18,19,20 Novembre 2015
Una città blu, una città bianca. Nel mezzo, chilometri di strada tortuosa, templi candidi scolpiti in ogni possibile centimetro ed una fortezza che quasi sembra una grande muraglia. La terra dei Maharaja é anche il colore di una città, che osservata la sera si stende in un labirinto di implacabile magia. Da quell'intrico senza fine salgono i rumori insistenti del traffico e della vita indiana. Non importa quasi più che si tratti di motociclette, tuctuc, cani, vacche o elefanti: sai che anche una strada che sembra quasi un passaggio può portare ad incontri inaspettati. A volte, mi ci perdo letteralmente dopo pochi passi, sovrastato dai rumori, un po' di tensione, le mille sensazioni che mi raggiungono in continuazione. Altre volte mi fermo ad osservare dall'alto di una finestra, protetta magari da una di quelle griglie di pietra decorate ognuna secondo un disegno proprio, che nascondeva le donne del palazzo alla vista. Nelle pietre tagliate quasi mi specchio, cercando di immaginare un potere antico e quasi sovrannaturale, dove donne si spingevano all'immolazione sulla pira del principe dopo aver impresso la propria impronta su quella stessa pietra, e dove i cavalieri Rajput, conosciuti in tutto il regno, combattevano con onore feroce. Frame di film o disegni di libri da romanzi che terribilmente contrastano con tutto quanto é là fuori, oltre pochi passi. Tanto da non sapere a cosa credere.
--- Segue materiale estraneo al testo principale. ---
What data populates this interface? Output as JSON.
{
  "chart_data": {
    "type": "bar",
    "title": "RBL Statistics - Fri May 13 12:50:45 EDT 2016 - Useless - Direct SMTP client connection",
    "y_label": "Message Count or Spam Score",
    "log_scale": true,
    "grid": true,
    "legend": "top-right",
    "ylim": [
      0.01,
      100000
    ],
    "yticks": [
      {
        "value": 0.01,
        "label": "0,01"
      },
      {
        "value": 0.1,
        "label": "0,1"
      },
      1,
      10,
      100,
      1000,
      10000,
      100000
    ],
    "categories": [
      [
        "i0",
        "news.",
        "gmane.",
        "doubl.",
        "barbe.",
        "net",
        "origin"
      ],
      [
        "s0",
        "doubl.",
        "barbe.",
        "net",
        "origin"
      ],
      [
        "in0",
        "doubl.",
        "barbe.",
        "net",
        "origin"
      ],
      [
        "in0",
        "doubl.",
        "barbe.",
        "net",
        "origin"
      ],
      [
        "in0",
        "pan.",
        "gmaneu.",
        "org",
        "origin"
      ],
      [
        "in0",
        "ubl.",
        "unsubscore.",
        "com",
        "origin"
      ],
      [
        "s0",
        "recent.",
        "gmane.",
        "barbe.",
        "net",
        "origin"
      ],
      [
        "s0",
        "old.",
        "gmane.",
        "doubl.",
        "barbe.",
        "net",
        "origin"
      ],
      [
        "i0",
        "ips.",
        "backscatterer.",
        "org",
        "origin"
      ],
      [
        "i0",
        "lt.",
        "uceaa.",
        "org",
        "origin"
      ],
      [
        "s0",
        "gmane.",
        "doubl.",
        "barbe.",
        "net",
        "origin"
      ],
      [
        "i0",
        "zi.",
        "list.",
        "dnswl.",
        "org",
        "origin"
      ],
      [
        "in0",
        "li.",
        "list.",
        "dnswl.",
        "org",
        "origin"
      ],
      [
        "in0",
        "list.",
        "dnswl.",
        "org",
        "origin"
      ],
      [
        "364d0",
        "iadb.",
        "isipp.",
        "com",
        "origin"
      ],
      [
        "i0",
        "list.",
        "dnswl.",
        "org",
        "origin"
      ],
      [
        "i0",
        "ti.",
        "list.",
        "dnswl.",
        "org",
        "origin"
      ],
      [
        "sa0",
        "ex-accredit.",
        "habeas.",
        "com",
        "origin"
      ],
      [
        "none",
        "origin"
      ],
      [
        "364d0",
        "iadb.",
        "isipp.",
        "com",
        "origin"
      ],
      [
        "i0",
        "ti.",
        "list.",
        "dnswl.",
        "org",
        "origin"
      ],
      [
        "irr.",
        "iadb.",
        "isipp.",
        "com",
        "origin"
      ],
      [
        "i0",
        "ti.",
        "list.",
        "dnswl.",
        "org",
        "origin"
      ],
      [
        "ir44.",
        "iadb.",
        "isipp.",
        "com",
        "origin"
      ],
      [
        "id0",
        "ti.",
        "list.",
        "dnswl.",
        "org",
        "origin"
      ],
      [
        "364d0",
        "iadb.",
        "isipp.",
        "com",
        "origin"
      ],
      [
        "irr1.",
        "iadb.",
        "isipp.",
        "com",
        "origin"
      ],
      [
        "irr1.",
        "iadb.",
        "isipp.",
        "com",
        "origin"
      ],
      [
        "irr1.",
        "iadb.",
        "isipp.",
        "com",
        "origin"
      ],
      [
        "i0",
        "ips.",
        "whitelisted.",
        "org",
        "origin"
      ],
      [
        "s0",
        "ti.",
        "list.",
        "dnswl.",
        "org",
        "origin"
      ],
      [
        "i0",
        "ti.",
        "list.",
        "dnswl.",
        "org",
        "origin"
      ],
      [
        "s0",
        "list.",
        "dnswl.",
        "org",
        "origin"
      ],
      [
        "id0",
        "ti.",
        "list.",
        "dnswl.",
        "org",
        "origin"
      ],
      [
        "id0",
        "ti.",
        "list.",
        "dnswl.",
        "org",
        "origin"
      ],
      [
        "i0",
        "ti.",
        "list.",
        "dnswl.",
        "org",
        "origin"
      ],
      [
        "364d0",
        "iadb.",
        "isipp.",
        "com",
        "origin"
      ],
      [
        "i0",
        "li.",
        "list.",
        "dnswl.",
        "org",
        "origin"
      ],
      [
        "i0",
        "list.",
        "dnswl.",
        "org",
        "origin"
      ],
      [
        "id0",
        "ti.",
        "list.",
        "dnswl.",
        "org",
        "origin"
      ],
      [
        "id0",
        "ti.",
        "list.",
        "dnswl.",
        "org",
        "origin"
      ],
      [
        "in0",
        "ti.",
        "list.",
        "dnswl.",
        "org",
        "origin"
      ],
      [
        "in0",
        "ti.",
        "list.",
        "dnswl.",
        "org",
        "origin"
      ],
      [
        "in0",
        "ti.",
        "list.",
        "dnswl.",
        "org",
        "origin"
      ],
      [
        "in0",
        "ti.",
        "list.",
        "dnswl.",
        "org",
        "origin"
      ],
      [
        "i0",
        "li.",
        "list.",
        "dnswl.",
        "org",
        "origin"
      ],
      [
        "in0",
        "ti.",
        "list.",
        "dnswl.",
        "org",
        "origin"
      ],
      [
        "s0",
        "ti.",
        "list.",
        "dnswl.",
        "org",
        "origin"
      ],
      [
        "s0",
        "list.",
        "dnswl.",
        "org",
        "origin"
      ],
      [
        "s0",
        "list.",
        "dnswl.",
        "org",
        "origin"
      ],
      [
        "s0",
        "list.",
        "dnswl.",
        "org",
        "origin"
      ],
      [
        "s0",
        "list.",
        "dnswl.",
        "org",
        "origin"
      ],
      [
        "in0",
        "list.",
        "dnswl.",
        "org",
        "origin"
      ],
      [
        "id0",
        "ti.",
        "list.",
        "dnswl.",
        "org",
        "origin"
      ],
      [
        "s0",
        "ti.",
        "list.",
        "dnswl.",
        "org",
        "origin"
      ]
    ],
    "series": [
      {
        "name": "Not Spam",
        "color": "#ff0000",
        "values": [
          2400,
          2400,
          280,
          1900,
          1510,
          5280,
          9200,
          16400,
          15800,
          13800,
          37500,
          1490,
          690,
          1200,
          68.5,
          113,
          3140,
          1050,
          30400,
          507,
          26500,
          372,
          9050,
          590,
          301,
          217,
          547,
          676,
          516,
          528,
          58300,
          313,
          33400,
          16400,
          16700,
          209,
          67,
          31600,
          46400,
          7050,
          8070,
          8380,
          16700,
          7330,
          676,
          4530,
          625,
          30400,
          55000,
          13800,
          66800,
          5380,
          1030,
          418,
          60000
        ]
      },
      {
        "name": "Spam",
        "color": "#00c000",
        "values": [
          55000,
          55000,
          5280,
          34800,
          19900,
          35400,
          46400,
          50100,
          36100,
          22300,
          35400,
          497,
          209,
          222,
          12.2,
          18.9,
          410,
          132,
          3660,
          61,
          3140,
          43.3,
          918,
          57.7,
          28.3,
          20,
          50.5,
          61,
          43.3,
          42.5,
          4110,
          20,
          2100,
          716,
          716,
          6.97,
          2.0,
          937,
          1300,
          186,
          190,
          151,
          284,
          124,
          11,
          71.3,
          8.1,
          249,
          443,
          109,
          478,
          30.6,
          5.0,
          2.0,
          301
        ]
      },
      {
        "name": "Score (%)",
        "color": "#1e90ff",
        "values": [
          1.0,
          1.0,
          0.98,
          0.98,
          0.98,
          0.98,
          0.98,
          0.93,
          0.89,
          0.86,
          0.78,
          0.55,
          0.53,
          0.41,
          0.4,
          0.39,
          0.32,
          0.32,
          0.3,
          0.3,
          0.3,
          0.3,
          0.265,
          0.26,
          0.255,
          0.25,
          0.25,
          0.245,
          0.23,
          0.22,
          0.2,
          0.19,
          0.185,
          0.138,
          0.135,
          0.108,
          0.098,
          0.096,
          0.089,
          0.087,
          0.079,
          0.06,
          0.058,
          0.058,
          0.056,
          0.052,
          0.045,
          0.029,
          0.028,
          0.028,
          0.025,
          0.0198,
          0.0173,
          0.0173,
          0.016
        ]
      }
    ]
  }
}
Ospitaltà ed amore per la terra. Il secondo é quello del nostro guidatore, che accosta sulla strada in un villaggio qualsiasi, a mostrarci una pianta che restituisce un frutto dalla forma curiosa e dal sapore dolcissimo. Una prelibatezza che é quasi una rarità, tanto sono ristretti il tempo e la regione in cui cresce. L'ospitalità é quella di una famiglia di piccoli agricoltori, le cui donne prima ci guardano incuriositi, e poi ci offrono una manciata di questi frutti raccolti. Accettare la loro ospitalità é un onore che quasi mi neutralizza per la sua genuinità, varcare la soglia della loro casa ed entrare nel loro mondo é un contatto semplice e profondo che mi viene concesso. Attraverso gli animali, le piante, i frutti, le fasce di rami raccolti trasportati sulla schiena lungo la via da chissà quali campi oltre il villaggio verso casa, tutto confinato dietro un muretto eretto artigianalmente, che dalla macchina non era altro che il ciglio della strada.
Udaipur é in un certo senso un altro punto di riposo. Un po' perché adagiata su un lago la parte vecchia quasi mi riporta ad una dimensione più umana, un po' perché forse mi concedo il tempo di un respiro, o perché il modo in cui vi arrivo é quasi un approdo. O forse sarà pure per un luogo che porta il nome del Piccolo Principe. Raramente, in questi giorni, ho questa sensazione di respiro. L'acqua ha sempre questo effetto, in qualche modo, di calmare le emozioni. Saranno i riflessi, il moto leggero e continuo, il rumore dell'acqua. So che vorrei fermarmi di più. Ad osservare macchie di colore variare in continuazione sulla superficie del lago, osservare un passo di danza, o guardare in lontananza, isole in controluce e profili sfumati di montagne in lontananza. E magari, perché no, aspettare nuovamente il tramonto, quando a riva qualche uomo si immerge e delle donne giungono coi bambini a lavare i panni, mentre sull'acqua famiglie di pescatori si spingono un po' più in là e gettano magre le loro reti.